Vinho brasileiro bate recorde na Safra 2026 com 569 amostras e amplia presença para 10 estados e o Distrito Federal
Avaliação Nacional de Vinhos registra a maior participação de sua história, refletindo a expansão da vitivinicultura brasileira, a consolidação de novos terroirs e o fortalecimento da produção nacional.
Publicado em: 14/08/2026 às 13:00hs
A vitivinicultura brasileira alcançou mais um marco em sua trajetória de crescimento.

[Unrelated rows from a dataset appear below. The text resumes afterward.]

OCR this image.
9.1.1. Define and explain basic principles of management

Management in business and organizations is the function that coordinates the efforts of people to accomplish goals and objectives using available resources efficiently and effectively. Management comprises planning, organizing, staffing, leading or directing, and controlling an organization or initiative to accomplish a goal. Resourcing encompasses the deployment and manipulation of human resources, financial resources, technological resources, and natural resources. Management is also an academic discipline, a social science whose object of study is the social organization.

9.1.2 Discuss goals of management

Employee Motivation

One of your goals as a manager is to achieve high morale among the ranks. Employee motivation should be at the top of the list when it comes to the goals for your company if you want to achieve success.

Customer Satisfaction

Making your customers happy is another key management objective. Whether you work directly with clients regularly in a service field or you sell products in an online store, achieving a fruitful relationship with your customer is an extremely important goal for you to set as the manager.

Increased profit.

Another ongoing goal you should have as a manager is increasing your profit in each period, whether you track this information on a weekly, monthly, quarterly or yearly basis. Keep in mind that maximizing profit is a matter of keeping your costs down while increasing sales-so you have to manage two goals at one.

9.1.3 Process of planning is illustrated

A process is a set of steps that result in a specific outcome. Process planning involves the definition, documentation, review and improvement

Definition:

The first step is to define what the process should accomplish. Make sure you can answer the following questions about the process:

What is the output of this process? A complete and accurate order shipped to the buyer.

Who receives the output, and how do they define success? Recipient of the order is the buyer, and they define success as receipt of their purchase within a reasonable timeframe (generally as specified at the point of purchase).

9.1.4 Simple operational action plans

A 34ª Avaliação Nacional de Vinhos – Safra 2026, promovida pela Associação Brasileira de Enologia (ABE), reuniu 569 amostras enviadas por 84 vinícolas, estabelecendo um novo recorde de participação e consolidando o evento como o principal retrato da produção vinícola do país.
Pela primeira vez, a avaliação reúne representantes de 10 estados brasileiros e do Distrito Federal, evidenciando a expansão geográfica da produção de vinhos e o fortalecimento de novos polos vitivinícolas em diferentes regiões do Brasil.
Avaliação Nacional de Vinhos reflete crescimento da vitivinicultura brasileira
Reconhecida como a maior análise coletiva da safra nacional, a Avaliação Nacional de Vinhos acompanha há 34 edições a evolução da produção brasileira, destacando a qualidade das uvas, o desenvolvimento dos terroirs e a diversidade dos vinhos elaborados no país.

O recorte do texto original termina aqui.